Regisseur Cimino ist tot: Im Himmel ist die Hölle los

Er drehte "Die durch die Hölle gehen": Im Alter von 77 Jahren ist der US-Filmregisseur Michael Cimino gestorben

Von Gregor Dotzauer

Unter den Regisseuren, die man zum Kino des New Hollywood zählt, war er die obskurste Figur. Michael Cimino, trotz widerstreitender, auch von ihm selbst immer wieder infrage gestellten Angaben, wohl 1939 in New York City geboren, war der Sohn eines Musikverlegers und einer Kostümbildnerin. Er hatte an der Michigan State University und in Yale Malerei studiert, verdiente sein Geld aber zunächst als TV-Werbefilmer für Pepsi und Kool-Zigaretten.

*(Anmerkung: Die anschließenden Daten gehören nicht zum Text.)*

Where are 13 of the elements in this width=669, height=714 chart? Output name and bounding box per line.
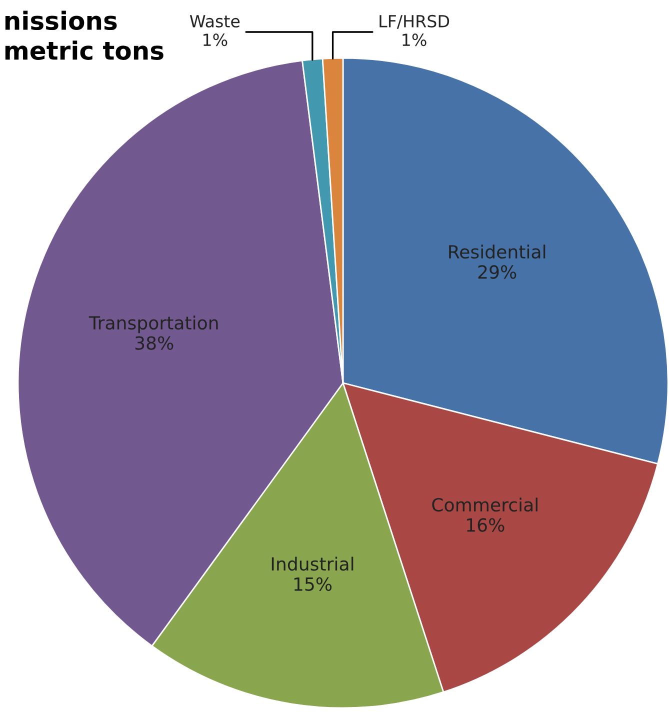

Clint Eastwood, für den er den zweiten Teil der „Dirty Harry“-Reihe geschrieben hatte, übernahm 1974 die Titelrolle in Ciminos Regiedebüt „Thunderbolt and Lightfoot“ (Die letzten beißen die Hunde), einem wunderbar komödiantischen Gangsterfilm mit Jeff Bridges in der Rolle des Lightfoot. Nach dieser Talentprobe war er bereit für das dreistündige Vietnamepos „The Deer Hunter“ (Die durch die Hölle gehen) mit Robert De Niro und Christopher Walken, dessen Russisch-Roulette-Szenen in der Gefangenschaft des Vietcong niemand vergessen wird, der sie einmal gesehen hat.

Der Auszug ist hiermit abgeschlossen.